Related Party Transactions
As at June 30, 2020, the directors and/or officers of the Company collectively control 3,340,000 common shares of the Company or approximately 49.6% of the total common shares outstanding.
Risks and Uncertainties
The Company’s sole objective is to identify a satisfactory QT. The closing of any proposed Qualifying Transaction is subject to a number of terms and conditions, including completion of due diligence procedures by parties to the transaction and receipt of all required regulatory approvals, and there is no assurance that a transaction will be completed. If the Company does not complete a QT within the time permitted by the Exchange, its common shares could be delisted.
Capital Management
The Company’s objective when managing capital is to maintain its ability to continue as a going concern, in order to provide returns for the shareholders and benefits for other stakeholders. The Company includes equity, comprised of issued common shares, in the definition of capital.
The Company’s primary objective, with respect to its capital management, is to ensure that it has sufficient cash resources to fund the identification and evaluation of potential acquisitions. To secure the additional capital necessary to pursue these plans, the Company may attempt to raise additional funds through the issuance of equity or by securing strategic partners.
The proceeds raised from the issuance of common shares may only be used to identify and evaluate assets or businesses for future investment, with the exception that not more than the lesser of 30% of the gross proceeds from the issuance of shares or $146,100 may be used to cover prescribed costs of issuing the common shares or administrative and general expenses of the Company. These restrictions apply until completion of a QT by the Company as defined under the Policies.
4
Risk Disclosures and Fair Values
The Company’s financial instruments, consisting of cash, funds held in trust, and accounts payable and accrued liabilities, approximate fair value due to the relatively short‐term maturities of the instruments. It is management’s opinion that the Company is not exposed to significant interest, currency or credit risks arising from these financial instruments.

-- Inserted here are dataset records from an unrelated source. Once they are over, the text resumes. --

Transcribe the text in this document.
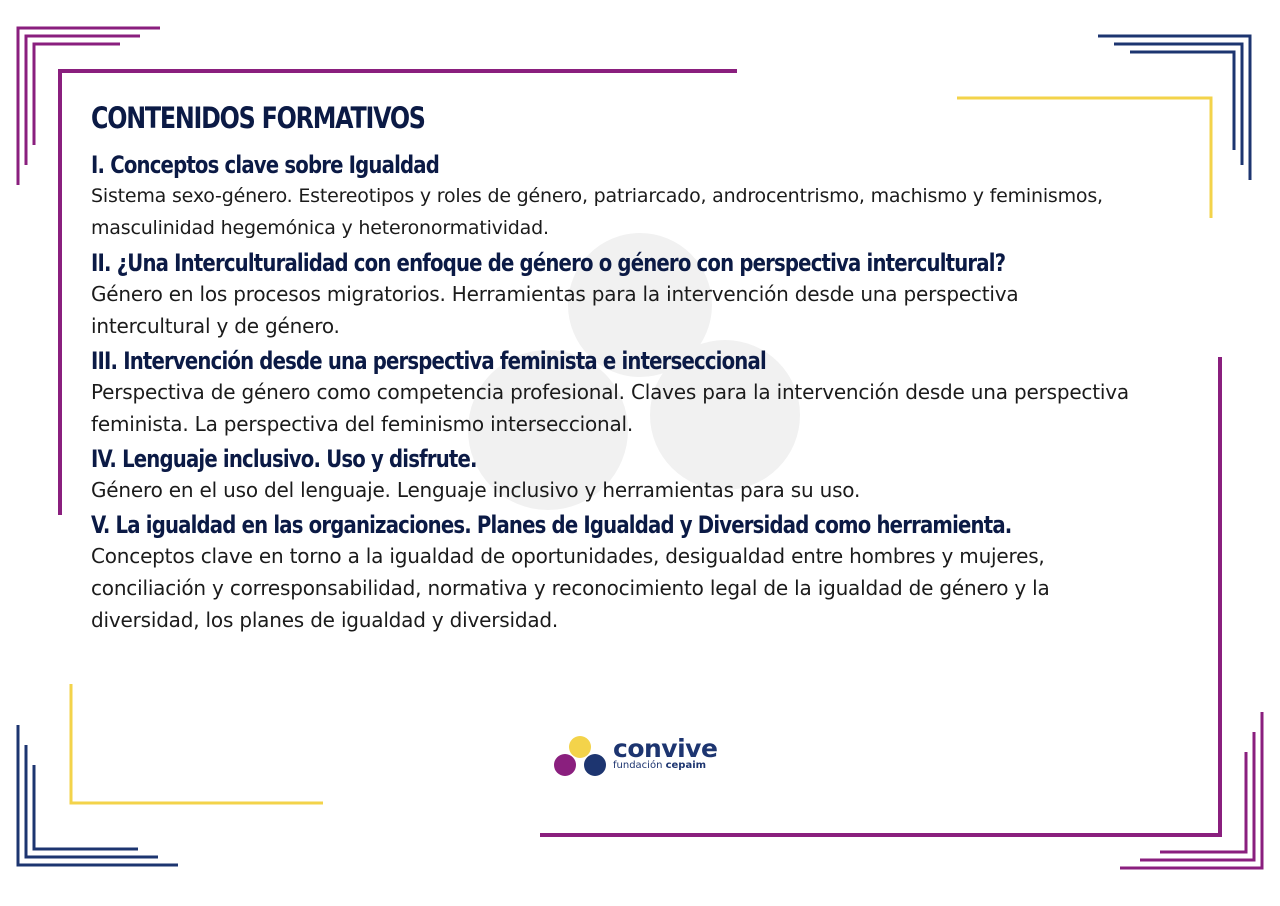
CONTENIDOS FORMATIVOS
I. Conceptos clave sobre Igualdad
Sistema sexo-género. Estereotipos y roles de género, patriarcado, androcentrismo, machismo y feminismos,
masculinidad hegemónica y heteronormatividad.
II. ¿Una Interculturalidad con enfoque de género o género con perspectiva intercultural?
Género en los procesos migratorios. Herramientas para la intervención desde una perspectiva
intercultural y de género.
III. Intervención desde una perspectiva feminista e interseccional
Perspectiva de género como competencia profesional. Claves para la intervención desde una perspectiva
feminista. La perspectiva del feminismo interseccional.
IV. Lenguaje inclusivo. Uso y disfrute.
Género en el uso del lenguaje. Lenguaje inclusivo y herramientas para su uso.
V. La igualdad en las organizaciones. Planes de Igualdad y Diversidad como herramienta.
Conceptos clave en torno a la igualdad de oportunidades, desigualdad entre hombres y mujeres,
conciliación y corresponsabilidad, normativa y reconocimiento legal de la igualdad de género y la
diversidad, los planes de igualdad y diversidad.
convive
fundación cepaim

Critical Accounting Estimates
These financial statements have been prepared in accordance with International Financial Reporting Standards (“IFRS”) issued by the International Accounting Standards Board and interpretations of the International Financial Reporting Interpretations Committee as at the reporting date.

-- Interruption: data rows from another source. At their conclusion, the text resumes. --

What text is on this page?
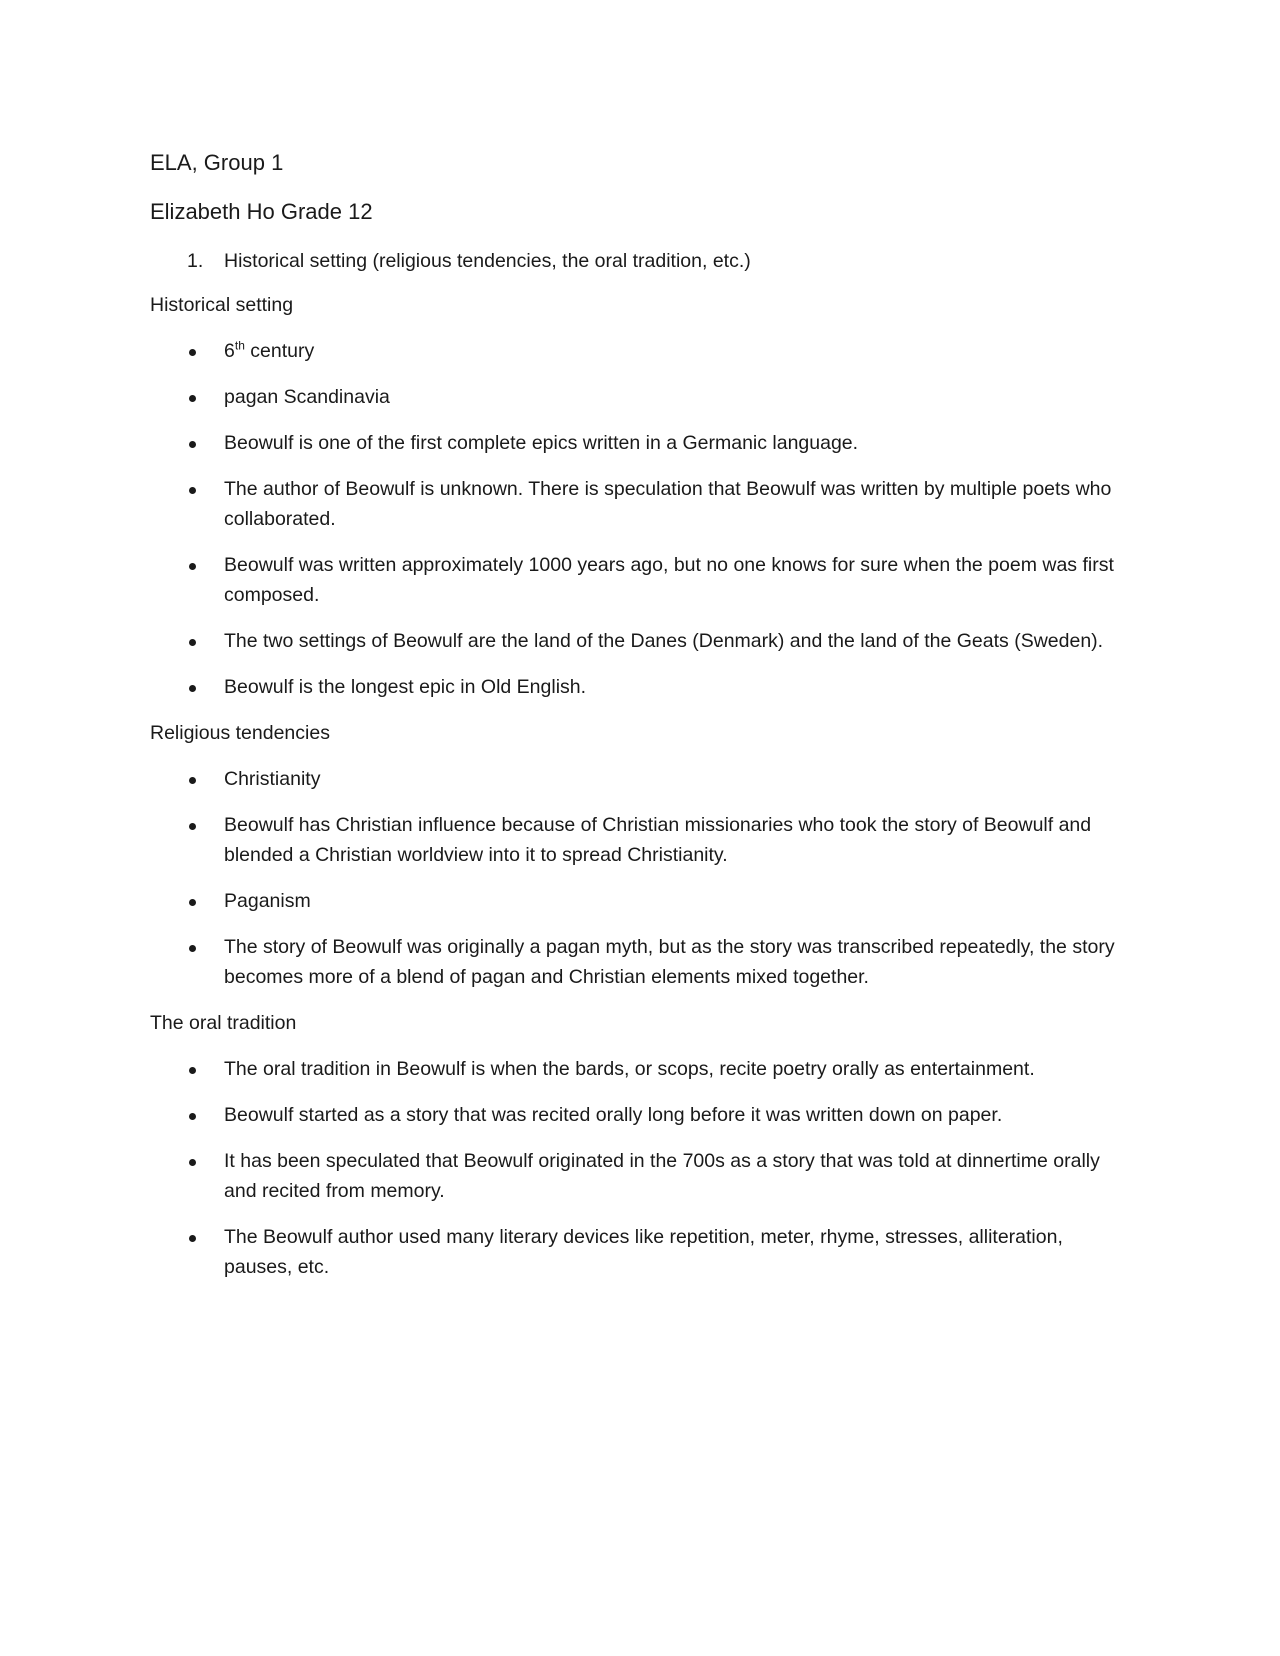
ELA, Group 1
Elizabeth Ho Grade 12
1.	Historical setting (religious tendencies, the oral tradition, etc.)
Historical setting
6th century
pagan Scandinavia
Beowulf is one of the first complete epics written in a Germanic language.
The author of Beowulf is unknown. There is speculation that Beowulf was written by multiple poets who collaborated.
Beowulf was written approximately 1000 years ago, but no one knows for sure when the poem was first composed.
The two settings of Beowulf are the land of the Danes (Denmark) and the land of the Geats (Sweden).
Beowulf is the longest epic in Old English.
Religious tendencies
Christianity
Beowulf has Christian influence because of Christian missionaries who took the story of Beowulf and blended a Christian worldview into it to spread Christianity.
Paganism
The story of Beowulf was originally a pagan myth, but as the story was transcribed repeatedly, the story becomes more of a blend of pagan and Christian elements mixed together.
The oral tradition
The oral tradition in Beowulf is when the bards, or scops, recite poetry orally as entertainment.
Beowulf started as a story that was recited orally long before it was written down on paper.
It has been speculated that Beowulf originated in the 700s as a story that was told at dinnertime orally and recited from memory.
The Beowulf author used many literary devices like repetition, meter, rhyme, stresses, alliteration, pauses, etc.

The Company’s significant accounting policies are summarized in Note 3 of the audited financial statements for the period ended December 31, 2019.
Subsequent Event
The Company’s operations could be significantly adversely affected by the effects of a widespread global outbreak of a contagious disease, including the recent outbreak of respiratory illness caused by COVID‐ 19. The Company cannot accurately predict the impact COVID‐19 will have on its operations and the ability of others to meet their obligations with the Company, including uncertainties relating to the ultimate geographic spread of the virus, the severity of the disease, the duration of the outbreak, and the length of travel and quarantine restrictions imposed by governments of affected countries. In addition, a significant outbreak of contagious diseases in the human population could result in a widespread health crisis that could adversely affect the economies and financial markets of many countries, resulting in an economic downturn that could further affect the Company’s operations and ability to complete the QT or finance its operations.
Future Changes in Accounting Policies
The future changes in accounting policies are summarized in Note 2 of the condensed interim unaudited financial statements for the period ended June 30, 2020.
Additional Information
Additional information about the Company can also be found on SEDAR at www.sedar.com.